Lolita, fille d'Etienne Cassard, célèbre écrivain sur le déclin, désire devenir chanteuse. Sous la coupelle de sa prof Sylvia Miller, fan de Cassard, et épouse de Pierre, écrivain underground à la mode, elle doit d'abord convaincre son père, trop nombriliste pour s'intéresser à elle. Sylvia, elle, est fan d'Etienne, lui-même aimant le travail de Pierre. Ne s'acceptant déjà pas elle-même, peut-elle accepter les autres, ou doit-elle les faire changer?

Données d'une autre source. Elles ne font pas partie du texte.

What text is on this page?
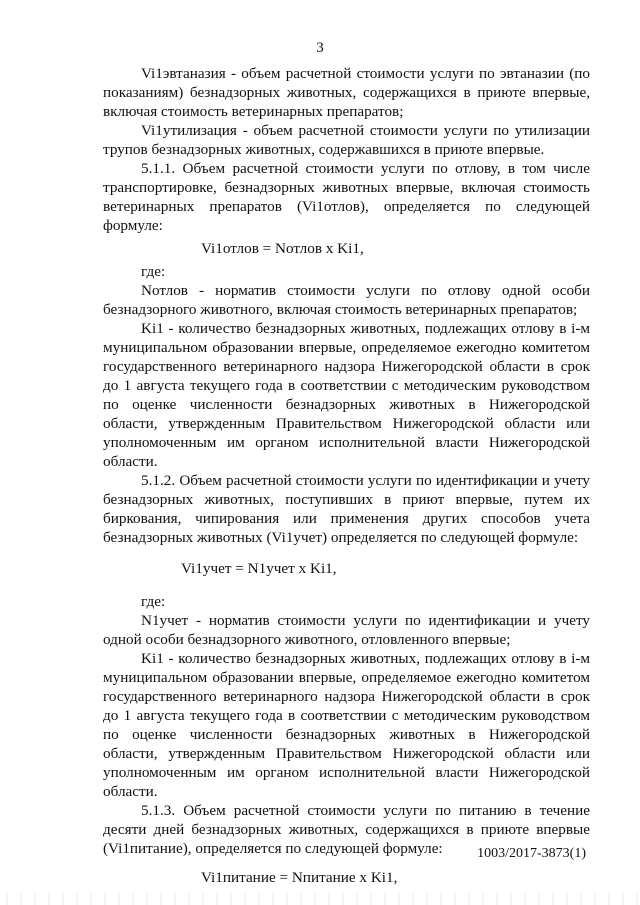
3

Vi1эвтаназия - объем расчетной стоимости услуги по эвтаназии (по показаниям) безнадзорных животных, содержащихся в приюте впервые, включая стоимость ветеринарных препаратов;

Vi1утилизация - объем расчетной стоимости услуги по утилизации трупов безнадзорных животных, содержавшихся в приюте впервые.

5.1.1. Объем расчетной стоимости услуги по отлову, в том числе транспортировке, безнадзорных животных впервые, включая стоимость ветеринарных препаратов (Vi1отлов), определяется по следующей формуле:

Vi1отлов = Nотлов x Ki1,

где:

Nотлов - норматив стоимости услуги по отлову одной особи безнадзорного животного, включая стоимость ветеринарных препаратов;

Ki1 - количество безнадзорных животных, подлежащих отлову в i-м муниципальном образовании впервые, определяемое ежегодно комитетом государственного ветеринарного надзора Нижегородской области в срок до 1 августа текущего года в соответствии с методическим руководством по оценке численности безнадзорных животных в Нижегородской области, утвержденным Правительством Нижегородской области или уполномоченным им органом исполнительной власти Нижегородской области.

5.1.2. Объем расчетной стоимости услуги по идентификации и учету безнадзорных животных, поступивших в приют впервые, путем их биркования, чипирования или применения других способов учета безнадзорных животных (Vi1учет) определяется по следующей формуле:

Vi1учет = N1учет x Ki1,

где:

N1учет - норматив стоимости услуги по идентификации и учету одной особи безнадзорного животного, отловленного впервые;

Ki1 - количество безнадзорных животных, подлежащих отлову в i-м муниципальном образовании впервые, определяемое ежегодно комитетом государственного ветеринарного надзора Нижегородской области в срок до 1 августа текущего года в соответствии с методическим руководством по оценке численности безнадзорных животных в Нижегородской области, утвержденным Правительством Нижегородской области или уполномоченным им органом исполнительной власти Нижегородской области.

5.1.3. Объем расчетной стоимости услуги по питанию в течение десяти дней безнадзорных животных, содержащихся в приюте впервые (Vi1питание), определяется по следующей формуле:

Vi1питание = Nпитание x Ki1,

1003/2017-3873(1)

Attendu comme on attend un Woody Allen, voilà le nouveau Jabac. Le style, on le connaît. La façon d’écrire, l’humour aussi. Les thèmes également. Alors, pourquoi ? Comme Allen, Bacri et Jaoui ont leur propre univers, où tous les personnages ne semblent être que les différentes facettes de leurs auteurs. On sait à quoi s’attendre, et on a pourtant toujours cette sensation de découvrir ce petit quelque chose qu’ils ne nous avaient pas exposé avant… scénaristes talentueux, ils prennent généralement le temps de peaufiner leurs personnages et leurs mots, et ça se voit/s’entend. Attachant, reconnaissable (presque stéréotypé) mais profondément humain, le petit monde qui peuple leurs films est très largement aidé par des dialogues ciselés (le "coup du panda" faisait encore effet dans la salle 10 minutes après que le bon mot ait été lâché), et un rythme ad hoc. Plus qu’une comédie de mœurs, le cynisme amène une comédie de caractères, et la dramaturgie qui en découle est soigneusement appliquée. Pas de fausses notes ou d’extravagance; les Jabac arrivent à leurs fins avec simplicité, piochant dans la vie de tous les jours.

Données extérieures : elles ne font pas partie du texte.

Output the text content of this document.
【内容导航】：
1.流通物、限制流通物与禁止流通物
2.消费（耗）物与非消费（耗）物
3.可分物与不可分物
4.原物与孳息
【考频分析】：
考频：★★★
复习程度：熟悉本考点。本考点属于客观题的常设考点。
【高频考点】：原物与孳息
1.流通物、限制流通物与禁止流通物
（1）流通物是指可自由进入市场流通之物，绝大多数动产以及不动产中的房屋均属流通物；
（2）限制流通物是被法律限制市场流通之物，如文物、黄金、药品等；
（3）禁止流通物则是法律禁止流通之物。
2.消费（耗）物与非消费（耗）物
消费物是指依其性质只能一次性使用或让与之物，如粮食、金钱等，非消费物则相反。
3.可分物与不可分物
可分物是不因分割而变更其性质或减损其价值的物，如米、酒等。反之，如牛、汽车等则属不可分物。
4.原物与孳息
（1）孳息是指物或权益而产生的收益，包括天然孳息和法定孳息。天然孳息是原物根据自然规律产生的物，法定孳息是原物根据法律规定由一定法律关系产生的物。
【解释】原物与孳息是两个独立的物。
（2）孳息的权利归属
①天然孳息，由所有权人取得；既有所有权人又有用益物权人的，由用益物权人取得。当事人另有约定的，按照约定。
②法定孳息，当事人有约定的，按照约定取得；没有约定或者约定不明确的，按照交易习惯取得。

Pour ça, il fallait que les acteurs soient à la hauteur. Et ils le sont. Bacri fait son bougon habituel, ce qui pourra en agaçer plus d’un; mais prenons le problème à l’envers: s’il y a un ronchon dans l’histoire, qui mieux que Bacri peut se l’approprier? Jaoui, toujours dans ses changements de tons (au littéral parfois, grâce à son rôle de prof de chant), sait gratter et exposer les blessures d’un personnage plus intéressée par le succès des autres que par le sien. Laurent Grevill, en écrivain méconnu qui trouve soudainement les bonnes grâces des critiques sait s’effacer, dans la logique du personnage pour faire place au duo rayonnant. Très bonne prestation également de Virginie Desarnauts, pourtant partie dans sa vie d’actrice avec un handicap estampillé AB Production; elle interprète avec beaucoup de finesse un personnage certes secondaire, mais contrepoids nécessaire au cynisme de Bacri. Mais la vraie révélation du film vient de Marylou Berry (fille d’une gens connu): avec son premier rôle, elle arrive à trouver ce juste milieu entre "aimez-moi" et "allez vous faire foutre" qui sied tellement à son personnage, jeune fille ayant grandi dans l’ombre d’un père qui s’en désintéressait… Beaucoup de justesse de sa part, à l’image des autres acteurs. Peu d’expérience, mais déjà du talent à revendre.

La réalisation, quand à elle, ne marquera pas l’histoire. Beaucoup de justesse dans la simplicité, il est vrai, mais parfois, Jaoui semble se contenter de filmer ses dialogues, pensant que cela suffit. Rien de bien méchant, ce défaut ne se remarquant que pendant les rares baisses de régime de l’histoire.

Si vous avez aimé Le Goût Des Autres, ce film est pour vous. Et vous pouvez remplacer le titre précédent par n’importe lequel des Jabac. Pas très original, donc, mais leur talent est là: exposer leur monde à des problèmes du notre, agiter, et regarder comment ça se décante… On aime ou pas, mais il faut leur avouer ce talent d’écriture qui fait souvent mouche.